Escreve de forma clara, farta e fluente, ao
que não deve ser alheio o facto de ser professora (assim ou ao contrário), pelo
que não me é difícil imaginá-la como timoneira de outros navios, a escola, a
casa, a família.
E Alma Rebelde é o seu primeiro livro, um
livro sobre uma rapariga que viveu num outro tempo ou um livro
sobre o tempo e a sociedade que calhou em sorte a essa mesma mulher.

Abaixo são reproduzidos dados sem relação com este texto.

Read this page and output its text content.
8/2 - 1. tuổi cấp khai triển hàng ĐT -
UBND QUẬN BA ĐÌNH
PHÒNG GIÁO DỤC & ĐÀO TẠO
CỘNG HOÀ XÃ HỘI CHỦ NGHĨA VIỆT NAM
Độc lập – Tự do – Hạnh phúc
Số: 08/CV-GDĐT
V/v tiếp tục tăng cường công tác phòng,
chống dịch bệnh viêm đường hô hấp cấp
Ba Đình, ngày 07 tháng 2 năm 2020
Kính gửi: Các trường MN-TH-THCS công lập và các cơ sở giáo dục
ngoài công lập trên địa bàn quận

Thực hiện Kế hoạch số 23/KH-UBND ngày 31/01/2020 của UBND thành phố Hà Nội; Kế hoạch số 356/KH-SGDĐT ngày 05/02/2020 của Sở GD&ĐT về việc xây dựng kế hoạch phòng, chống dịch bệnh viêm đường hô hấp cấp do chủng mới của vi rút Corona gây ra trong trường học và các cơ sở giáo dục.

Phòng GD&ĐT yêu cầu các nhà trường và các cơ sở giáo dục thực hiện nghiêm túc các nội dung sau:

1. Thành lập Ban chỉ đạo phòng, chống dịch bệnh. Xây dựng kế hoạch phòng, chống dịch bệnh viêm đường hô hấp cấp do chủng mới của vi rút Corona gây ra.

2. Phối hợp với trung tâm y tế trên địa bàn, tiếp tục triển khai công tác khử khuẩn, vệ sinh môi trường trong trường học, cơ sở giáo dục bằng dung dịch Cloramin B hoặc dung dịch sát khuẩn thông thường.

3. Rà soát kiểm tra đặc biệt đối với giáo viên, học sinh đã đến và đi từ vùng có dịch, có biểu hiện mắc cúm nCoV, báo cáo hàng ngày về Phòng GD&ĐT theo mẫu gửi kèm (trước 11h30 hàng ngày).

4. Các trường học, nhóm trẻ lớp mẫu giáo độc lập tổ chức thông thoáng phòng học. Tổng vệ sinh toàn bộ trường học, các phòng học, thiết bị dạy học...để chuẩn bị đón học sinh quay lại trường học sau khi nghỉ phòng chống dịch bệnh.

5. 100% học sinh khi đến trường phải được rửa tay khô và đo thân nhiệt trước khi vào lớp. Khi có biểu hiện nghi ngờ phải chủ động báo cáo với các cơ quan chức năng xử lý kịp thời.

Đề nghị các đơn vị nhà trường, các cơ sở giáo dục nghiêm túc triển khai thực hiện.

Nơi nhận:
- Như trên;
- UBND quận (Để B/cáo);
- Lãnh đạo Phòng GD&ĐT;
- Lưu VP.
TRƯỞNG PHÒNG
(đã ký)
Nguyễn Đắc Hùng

Ou, como encontrei enquanto pesquisava (sim, eu pesquisei!,
vá, googlei só ), a autora em entrevista ao blog À Lareira Com… a desenhar o livro a traço grosso:
Okay, o que posso dizer que não estrague
a leitura? Que inclui cartas? Que a nossa Joana faz uns quantos quilómetros, de
carruagem e não só, em direção ao seu futuro? Que o Santiago, segundo me dizem,
é uma força da natureza?
E parece-me pouco, porque o livro é isto e
muito mais.
Alma
Rebelde
(romance, 2012, Porto Editora)
Carla M. Soares
Sinopse
No calor das febres que incendeiam a Lisboa
do século XIX, Joana, uma burguesa jovem e demasiado inteligente para o seu
próprio bem, vê o destino traçado num trato comercial entre o pai e o patriarca
de uma família nobre e sem meios.
Contrariada, Joana percorre os quilómetros
até à nova casa, preparando-se para um futuro de obediências e nenhuma
esperança.
Mas Santiago, o noivo, é em tudo diferente do
que esperava. Pouco convencional, vivido e, acima de tudo, livre, depressa
desarma Joana, com promessas de igualdade, respeito e até amor.
Numa atmosfera de sedução incontida e de
aventuras desenham-se os alicerces de um amor imprevisto... Mas será Joana
capaz de confiar neste companheiro inesperado e entregar-se à liberdade com que
sempre sonhou? Ou esconderá o encanto de Santiago um perigo ainda maior?